Submitted April 22, 2002
Accepted September 11, 2002
Fractional attachment of CD47 (IAP) to the erythrocyte cytoskeleton and visual colocalization with Rh protein complexes
Kris-Noel Dahl*, Connie M Westhoff, and Dennis E Discher
Department of Chemical Engineering, University of Pennsylvania, Philadelphia, PA, USA; Institute for Medicine and Engineering, University of Pennsylvania, Philadelphia, PA, USA
School of Engineering and Applied Science, University of Pennsylvania, Philadelphia, PA, USA
Department of Pathology and Laboratory Medicine, University of Pennsylvania, Philadelphia, PA, USA; Institute for Medicine and Engineering, Univeristy of Pennsylvania, Philadelphia, PA, USA
* Corresponding author; email: krisdahl{at}seas.upenn.edu.
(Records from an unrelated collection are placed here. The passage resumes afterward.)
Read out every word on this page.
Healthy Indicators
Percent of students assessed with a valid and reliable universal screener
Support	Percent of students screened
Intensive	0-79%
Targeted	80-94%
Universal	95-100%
Interactions of CD47 and RhAG and the Rh proteins are visualized between one another and with the cytoskeleton of intact erythrocytes. In a first study, CD47 is labeled with a phycoerythrin (PhE)-tagged antibody, which generates discrete spots that reflect induced clusters of CD47. Rh and RhAG colocalize with each other and to these induced clusters, whereas Band 3 and Glycophorin C remain more homogeneously dispersed on the cell periphery. In a second study, red cells are aspirated into a micropipette, and immuno-fluorescent maps of the surface gradients that develop for CD47 and RhAG determine cytoskeletal connectivity. CD47 and RhAG gradients on normal red cells prove to be nearly identical and also appear intermediate to those found for the fluid bilayer and network-linked Glycophorin C. Similar gradients are obtained for CD47 on Rhnull cells suggesting that linkage of CD47 to the spectrin-actin skeleton is independent of Rh or RhAG and is not affected by CD47's reduced surface expression on these cells. The results show that CD47 colocalizes with Rh and RhAG but is fractionally attached to the red cell membrane skeleton independent of these and other major integral membrane proteins involved in cytoskeletal attachment. The results imply a homogeneous base distribution of CD47, restrained by cytoskeleton linkages, plus a smaller fraction of CD47, which is able to diffuse in the membrane.